Text Mining #3: Europeana for Quantitative Literary History

Guest Blog Post by Christof Schöch, Departement for Literary Computing, University of Würzburg

Over the last several years, there has been an increasing interest in large-scale, computational, quantitative investigations into European literary history. Scholars working on texts from many different European literary traditions are using tools and services from computational linguistics, adapting methods from computer science and statistics, and developing new tools and methods for their research. They work on attributing texts of unknown or uncertain authorship to their actual authors (in the field called stylometry), they attempt to retrace the fate of particular phrases and ideas across the centuries (in text-reuse studies), they explore the distributions across genres and the evolution over time of thematic trends (using methods such as topic modeling), or they investigate the stylistic and structural commonalities of authors, literary genres or literary periods. What is common to all of these approaches is their reliance on large amounts of freely available textual data.

Figure 1: This graph shows the distribution of a selection of topics in a collection of several hundreds of French novels of different types. The heatmap has been generated using topic modeling coupled with metadata about the subgenre each novels falls into. Such techniques allow new insights into the distribution of themes and motives in literary history.

This last point can hardly be overstated: Without texts, lots of texts, quantitative literary history just doesn't work and won't get anywhere. And while literary studies as a field has invested generations worth of effort into creating reliable witnesses of the literary tradition and establishing detailed information about authors and texts, most of this valuable information is not available in digital form and can therefore not be used at the scale required for quantitative literary history. From the perspective of such research, libraries with their millions of books seem like the wardens of enticingly large amounts of excruciatingly inaccessible data. Many libraries have understood this a long time ago and have been working towards making their rich holdings more accessible and more useful. But this is not an easy task and there is still a lot of work to do.

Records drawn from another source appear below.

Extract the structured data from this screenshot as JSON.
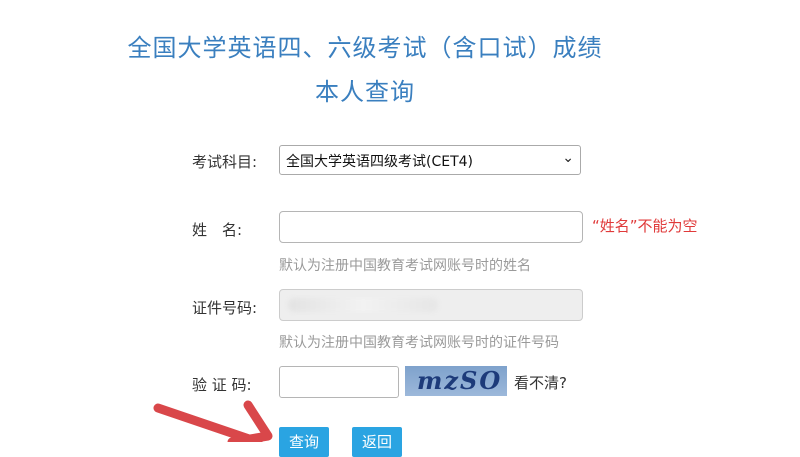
{
  "header": {
    "title_line1": "全国大学英语四、六级考试（含口试）成绩",
    "title_line2": "本人查询"
  },
  "form": {
    "subject": {
      "label": "考试科目:",
      "selected": "全国大学英语四级考试(CET4)"
    },
    "name": {
      "label": "姓　名:",
      "value": "",
      "error": "“姓名”不能为空",
      "hint": "默认为注册中国教育考试网账号时的姓名"
    },
    "id_number": {
      "label": "证件号码:",
      "hint": "默认为注册中国教育考试网账号时的证件号码"
    },
    "captcha": {
      "label": "验 证 码:",
      "image_text": "mzSO",
      "refresh_label": "看不清?"
    }
  },
  "buttons": {
    "query": "查询",
    "back": "返回"
  },
  "colors": {
    "title": "#3a7fbf",
    "error": "#e03a3a",
    "button": "#2aa4e2",
    "annotation_arrow": "#d9474a"
  }
}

What, then, would be the most urgent and most useful from the perspective of quantitative literary history? In fact, it seems there are three key requirements: First, large amounts of relevant, semi-structured, reliable textual data. Second, rich, detailed, relevant metadata. And third, the technical and legal availability of the data and metadata.

Regarding the first requirement, relevant, semi-structured, reliable texts: Data needs to be relevant from the perspective of literary history, that is consist of texts generally assumed to belong to the realm of literary texts, in a broad but meaningful sense of the term. Data needs to be available in a semi-structured, open and standardized format. The de facto standard of the Text Encoding Initiative (TEI) comes to mind because of its ability to make major structural divisions (such as parts, chapters and paragraphs) as well as fundamental local phenomena (such as person or place names or quotations and direct speech) explicit.

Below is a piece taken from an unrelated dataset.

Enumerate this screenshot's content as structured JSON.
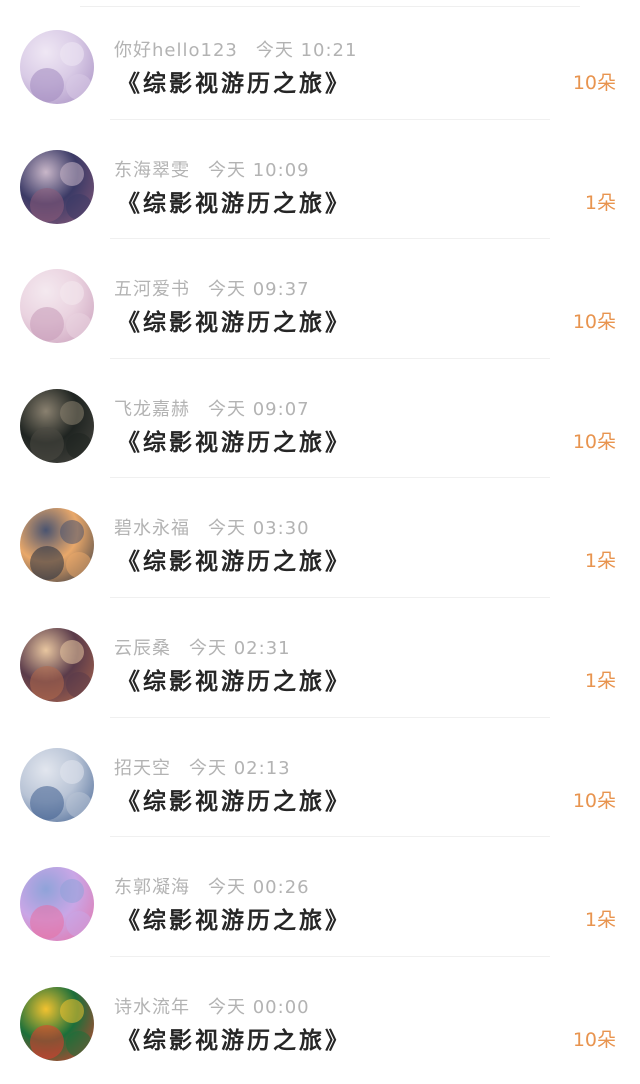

Also, texts need to be reliable in the sense of presenting a level of accuracy with regards to the print sources which is sufficient for quantitative methods (what that level is, remains open to debate) and those sources themselves need to be reliable texts. It is a problem that quantitative investigations into literary history frequently use the latest statistical methods but need to rely on texts which have been established a century ago at best, cutting this research off from the state of the art in textual criticism.

As for the second requirement: Metadata needs to be relevant to literary history, which basically means it is not just the author, title, place and date of publication of a document that are needed. When working with large amounts of text, even characteristics of texts which would be obvious to a human reader need to be made explicit in machine-readable form. For this reason, texts need to be described with regard to fundamental categories such as their form (proportions of prose and verse, for instance), the languages used (often, more than one language is used in literary texts) and their broad genre category (the Dewey classification would be a somewhat useful start, distinguishing poetry, drama, fiction, essays, speeches, letters, humor & satire, and miscellaneous writings).

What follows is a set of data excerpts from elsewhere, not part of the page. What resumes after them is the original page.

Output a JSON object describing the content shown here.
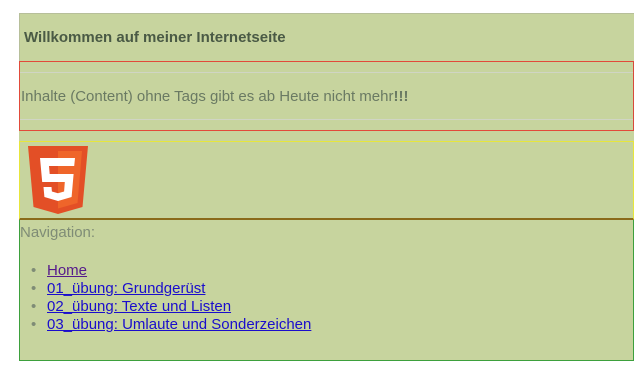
{
  "header": {
    "title": "Willkommen auf meiner Internetseite"
  },
  "content": {
    "text": "Inhalte (Content) ohne Tags gibt es ab Heute nicht mehr",
    "emphasis": "!!!"
  },
  "logo": {
    "icon": "html5-logo-icon",
    "glyph": "5",
    "colors": {
      "shield": "#e34f26",
      "shield_light": "#ef652a",
      "glyph": "#ffffff"
    }
  },
  "navigation": {
    "label": "Navigation:",
    "bullet": "•",
    "items": [
      {
        "label": "Home",
        "visited": true
      },
      {
        "label": "01_übung: Grundgerüst",
        "visited": false
      },
      {
        "label": "02_übung: Texte und Listen",
        "visited": false
      },
      {
        "label": "03_übung: Umlaute und Sonderzeichen",
        "visited": false
      }
    ]
  },
  "colors": {
    "page_background": "#c7d49e",
    "content_border": "#e24a3a",
    "logo_border": "#e7e63c",
    "nav_border": "#3da03d",
    "link": "#1a0dcc",
    "link_visited": "#551a8b"
  }
}
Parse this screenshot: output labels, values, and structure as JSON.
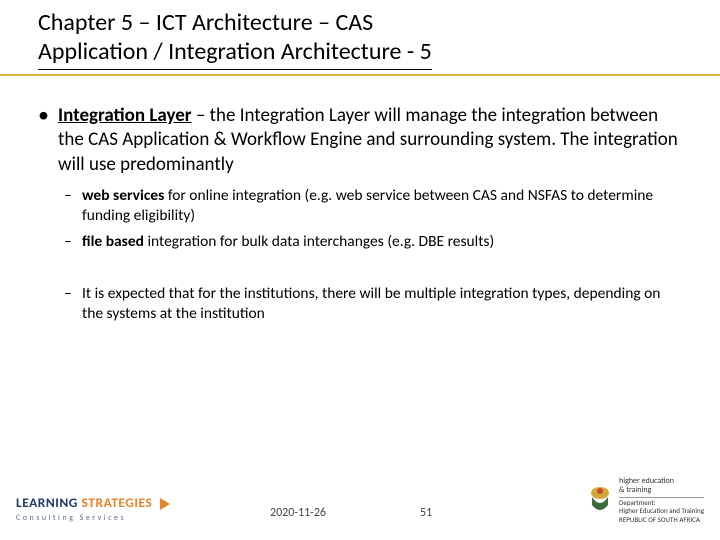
{
  "header": {
    "title_line1": "Chapter 5 – ICT Architecture – CAS",
    "title_line2": "Application / Integration Architecture  - 5"
  },
  "bullet": {
    "lead_bold": "Integration Layer",
    "lead_rest": " – the Integration Layer will manage the integration between the CAS Application & Workflow Engine and surrounding system. The integration will use predominantly",
    "sub": [
      {
        "bold": "web services",
        "rest": " for online integration (e.g. web service between CAS and NSFAS to determine funding eligibility)"
      },
      {
        "bold": "file based",
        "rest": " integration for bulk data interchanges (e.g. DBE results)"
      }
    ],
    "sub_after_gap": [
      {
        "rest": "It is expected that for the institutions, there will be multiple integration types, depending on the systems at the institution"
      }
    ]
  },
  "footer": {
    "logo_word1": "LEARNING",
    "logo_word2": "STRATEGIES",
    "logo_sub": "Consulting Services",
    "date": "2020-11-26",
    "page": "51",
    "dept_line1": "higher education",
    "dept_line2": "& training",
    "dept_line3": "Department:",
    "dept_line4": "Higher Education and Training",
    "dept_line5": "REPUBLIC OF SOUTH AFRICA"
  }
}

Anything more detailed would be a huge challenge for the library world and for literary historians: Without consensus on fundamental categories in literary studies, it will be very difficult to enable librarians to add such metadata to their holdings. But for relatively clear and simple categories, tools could be built that will help detect them automatically from the full texts. In comparison with this challenge, the technical question of the best format and standard for metadata becomes almost secondary: XML (TEI or METS), CSV or JSON will be just fine.

The third requirement regards the technical and legal availability of the data and metadata: For quantitative literary history, large amounts of data are key and being able to run customized routines for linguistic annotation and statistical analysis is just as important. As a consequence, convenient ways of downloading the data and associated metadata in bulk are essential. The legal requirements are those routinely associated with "open data", that is, researchers need to have the right to access, download, store, modify, merge, analyse and republish the data and metadata. The last point, republishing the data, is sometimes neglected but actually crucial, because it allows documenting one's own research more fully and making it transparent as well as reproducible.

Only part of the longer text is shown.